Owners of problem properties in St. Paul won't be able to fly under the radar as easily -- or as long -- after the city broadened the scope of an ordinance designed to catch repeat offenders before problems blossom.
The revised ordinance allows authorities to charge owners after three calls in six months. The old ordinance, in place since 1995, required four police calls within a month. Only two cases had been charged under the old "excessive consumption of police services" law despite hundreds of calls.
"Nobody really wanted to use it," City Council President Kathy Lantry said of the old version, which went into effect in June.
Before, it was hard to meet the four-calls-in-a-month threshold, even if police and neighbors felt the property was problematic. With the broader criterion (three calls in six months), they can sweep in more properties sooner.
Authorities are preparing to charge the first person, a Payne-Phalen homeowner, under the revised ordinance.
"We don't get to this point very often," said officer Steve Parsons, who specializes in nuisance properties. "We are having a lot of success with it."

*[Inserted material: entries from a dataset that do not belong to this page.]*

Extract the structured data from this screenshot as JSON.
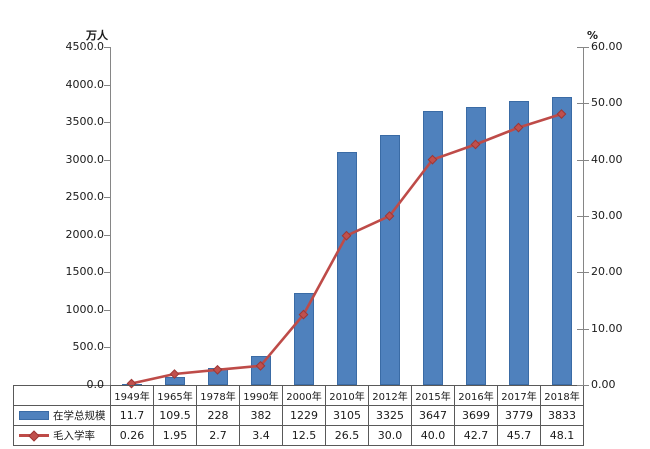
{
  "chart_data": {
    "type": "bar+line combo with data table",
    "title": "",
    "categories": [
      "1949年",
      "1965年",
      "1978年",
      "1990年",
      "2000年",
      "2010年",
      "2012年",
      "2015年",
      "2016年",
      "2017年",
      "2018年"
    ],
    "series": [
      {
        "name": "在学总规模",
        "type": "bar",
        "axis": "left",
        "values": [
          11.7,
          109.5,
          228,
          382,
          1229,
          3105,
          3325,
          3647,
          3699,
          3779,
          3833
        ],
        "display": [
          "11.7",
          "109.5",
          "228",
          "382",
          "1229",
          "3105",
          "3325",
          "3647",
          "3699",
          "3779",
          "3833"
        ]
      },
      {
        "name": "毛入学率",
        "type": "line",
        "axis": "right",
        "marker": "diamond",
        "values": [
          0.26,
          1.95,
          2.7,
          3.4,
          12.5,
          26.5,
          30.0,
          40.0,
          42.7,
          45.7,
          48.1
        ],
        "display": [
          "0.26",
          "1.95",
          "2.7",
          "3.4",
          "12.5",
          "26.5",
          "30.0",
          "40.0",
          "42.7",
          "45.7",
          "48.1"
        ]
      }
    ],
    "left_axis": {
      "unit": "万人",
      "min": 0,
      "max": 4500,
      "step": 500,
      "tick_labels": [
        "0.0",
        "500.0",
        "1000.0",
        "1500.0",
        "2000.0",
        "2500.0",
        "3000.0",
        "3500.0",
        "4000.0",
        "4500.0"
      ]
    },
    "right_axis": {
      "unit": "%",
      "min": 0,
      "max": 60,
      "step": 10,
      "tick_labels": [
        "0.00",
        "10.00",
        "20.00",
        "30.00",
        "40.00",
        "50.00",
        "60.00"
      ]
    },
    "grid": false,
    "legend_position": "table-left",
    "colors": {
      "bar_fill": "#4F81BD",
      "bar_border": "#3A6BA5",
      "line": "#BE4B48",
      "marker_fill": "#C0504D",
      "marker_border": "#9E3735",
      "axis": "#868686",
      "table_border": "#595959"
    }
  }
}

Parsons has worked more than 100 cases over two years in the city's Eastern District, which is the busiest in terms of nuisance calls.
Most property owners rectify problems after receiving a phone call and warning letter from police, Parsons said, adding that the goal is to be preventive. Property owners who call police on their own residents or tenants are not penalized; calls must come from neighbors reporting quality-of-life issues such as noise and loud gatherings.